Devotional attendees wave goodbye to the First Presidency as they exit the stand. Saints gathered from all over the world to hear the prophet and others speak. (Emma Butler Price)

President Nelson testified that God’s children never need to face life’s challenges alone because they have constant access to Christ’s power to help, strengthen and heal.

The prophet closed his message by testifying that God lives, Jesus is the Christ and The Church of Jesus Christ of Latter-day Saints is His. 

Nick Lhamon, a senior in BYU’s accounting program who attended the devotional, said he felt most impressed by the performances of the Tabernacle Choir and Orchestra at Temple Square. 

The choir sang several Christmas songs, including “Joy to the World,” “O Come All ye Faithful,” “Hallelujah” from Handel’s “Messiah” and more.

“I really love hearing the Tabernacle Choir … the grandeur of the message and also the singing,” Lhamon said. 

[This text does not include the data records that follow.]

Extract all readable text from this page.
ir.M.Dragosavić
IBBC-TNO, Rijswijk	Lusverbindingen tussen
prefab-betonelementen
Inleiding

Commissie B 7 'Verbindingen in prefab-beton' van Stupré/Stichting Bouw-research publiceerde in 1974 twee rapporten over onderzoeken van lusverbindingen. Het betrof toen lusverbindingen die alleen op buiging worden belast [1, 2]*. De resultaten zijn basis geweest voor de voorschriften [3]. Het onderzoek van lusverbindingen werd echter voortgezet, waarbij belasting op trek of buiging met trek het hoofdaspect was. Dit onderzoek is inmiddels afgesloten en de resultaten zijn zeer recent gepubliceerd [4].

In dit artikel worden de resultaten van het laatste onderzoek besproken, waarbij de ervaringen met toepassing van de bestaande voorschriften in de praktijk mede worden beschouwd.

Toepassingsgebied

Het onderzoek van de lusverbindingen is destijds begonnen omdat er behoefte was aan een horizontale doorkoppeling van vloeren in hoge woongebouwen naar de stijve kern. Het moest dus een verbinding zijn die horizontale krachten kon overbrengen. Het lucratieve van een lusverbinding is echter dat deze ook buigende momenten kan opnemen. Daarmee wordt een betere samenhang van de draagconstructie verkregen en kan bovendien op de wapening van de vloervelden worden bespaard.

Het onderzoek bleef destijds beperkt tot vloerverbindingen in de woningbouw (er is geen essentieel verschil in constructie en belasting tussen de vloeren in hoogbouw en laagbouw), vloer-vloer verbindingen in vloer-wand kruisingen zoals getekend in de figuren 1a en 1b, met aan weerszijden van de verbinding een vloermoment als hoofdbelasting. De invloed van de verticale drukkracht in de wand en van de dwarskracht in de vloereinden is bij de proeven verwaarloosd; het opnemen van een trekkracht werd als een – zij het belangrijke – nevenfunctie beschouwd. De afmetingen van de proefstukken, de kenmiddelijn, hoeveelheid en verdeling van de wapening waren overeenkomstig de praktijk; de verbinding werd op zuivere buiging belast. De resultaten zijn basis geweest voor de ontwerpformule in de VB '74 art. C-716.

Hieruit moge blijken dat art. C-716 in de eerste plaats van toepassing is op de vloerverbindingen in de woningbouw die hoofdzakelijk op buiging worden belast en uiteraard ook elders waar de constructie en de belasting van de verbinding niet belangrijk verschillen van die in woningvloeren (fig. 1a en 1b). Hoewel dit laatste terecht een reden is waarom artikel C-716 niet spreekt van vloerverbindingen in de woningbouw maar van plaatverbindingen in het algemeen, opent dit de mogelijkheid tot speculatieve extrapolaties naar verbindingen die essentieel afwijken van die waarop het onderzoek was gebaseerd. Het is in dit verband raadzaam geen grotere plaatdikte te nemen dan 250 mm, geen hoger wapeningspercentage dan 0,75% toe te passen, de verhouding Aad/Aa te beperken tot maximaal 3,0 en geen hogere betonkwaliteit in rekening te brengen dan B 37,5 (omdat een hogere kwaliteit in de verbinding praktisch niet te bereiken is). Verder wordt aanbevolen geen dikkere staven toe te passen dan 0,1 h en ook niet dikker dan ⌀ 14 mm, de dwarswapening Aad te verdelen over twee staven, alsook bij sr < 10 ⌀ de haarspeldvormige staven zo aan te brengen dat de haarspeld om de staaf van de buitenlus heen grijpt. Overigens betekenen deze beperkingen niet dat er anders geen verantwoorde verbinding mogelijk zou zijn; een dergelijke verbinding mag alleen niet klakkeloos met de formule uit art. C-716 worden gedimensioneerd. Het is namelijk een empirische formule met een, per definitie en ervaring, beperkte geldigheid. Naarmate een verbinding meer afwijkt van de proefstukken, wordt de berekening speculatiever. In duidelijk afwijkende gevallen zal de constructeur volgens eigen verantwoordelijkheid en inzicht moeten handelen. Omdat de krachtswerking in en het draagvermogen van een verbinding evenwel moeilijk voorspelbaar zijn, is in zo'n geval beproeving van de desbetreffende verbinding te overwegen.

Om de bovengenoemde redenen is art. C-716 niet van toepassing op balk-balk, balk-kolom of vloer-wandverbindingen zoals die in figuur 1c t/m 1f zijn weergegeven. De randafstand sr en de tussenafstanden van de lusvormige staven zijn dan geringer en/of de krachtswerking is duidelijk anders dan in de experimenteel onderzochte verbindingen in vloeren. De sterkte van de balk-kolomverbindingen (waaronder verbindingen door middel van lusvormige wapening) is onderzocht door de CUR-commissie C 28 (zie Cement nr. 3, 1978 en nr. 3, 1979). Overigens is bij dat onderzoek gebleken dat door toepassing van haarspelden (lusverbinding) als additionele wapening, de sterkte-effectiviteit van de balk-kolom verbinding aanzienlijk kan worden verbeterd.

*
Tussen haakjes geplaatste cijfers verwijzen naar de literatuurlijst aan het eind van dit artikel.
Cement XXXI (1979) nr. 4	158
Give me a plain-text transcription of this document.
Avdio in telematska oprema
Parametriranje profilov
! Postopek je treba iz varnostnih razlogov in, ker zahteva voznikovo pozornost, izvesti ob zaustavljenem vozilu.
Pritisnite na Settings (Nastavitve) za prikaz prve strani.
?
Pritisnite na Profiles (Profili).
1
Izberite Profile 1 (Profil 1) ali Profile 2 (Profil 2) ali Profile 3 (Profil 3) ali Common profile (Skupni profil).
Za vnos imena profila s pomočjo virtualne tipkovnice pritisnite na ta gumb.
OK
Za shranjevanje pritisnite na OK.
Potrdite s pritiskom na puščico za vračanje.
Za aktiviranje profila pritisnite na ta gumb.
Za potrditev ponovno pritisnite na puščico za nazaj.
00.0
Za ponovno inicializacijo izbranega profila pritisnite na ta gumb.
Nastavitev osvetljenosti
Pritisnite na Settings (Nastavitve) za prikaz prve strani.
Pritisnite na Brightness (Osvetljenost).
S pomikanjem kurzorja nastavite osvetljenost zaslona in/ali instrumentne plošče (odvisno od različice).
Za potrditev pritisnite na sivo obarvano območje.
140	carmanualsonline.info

Tatum Keck, a BYU student studying biology education who attended the devotional, said she loved President Nelson’s address. 

“It was amazing to just hear like three minutes straight of pure testimony from him of the Atonement of Jesus Christ,” she said.

Dalen Norman, another BYU student who attended, said he appreciated Elder Gong’s talk about remembering who people become rather than who they were in the past. 

“We should give other people in our lives the same chance to change and remember them as a person that they become, not as the person that they were,” he said. 

Many attendees donated at the Church’s giving machines as they left temple square. 

The recorded broadcast of the devotional is available on the Church’s website.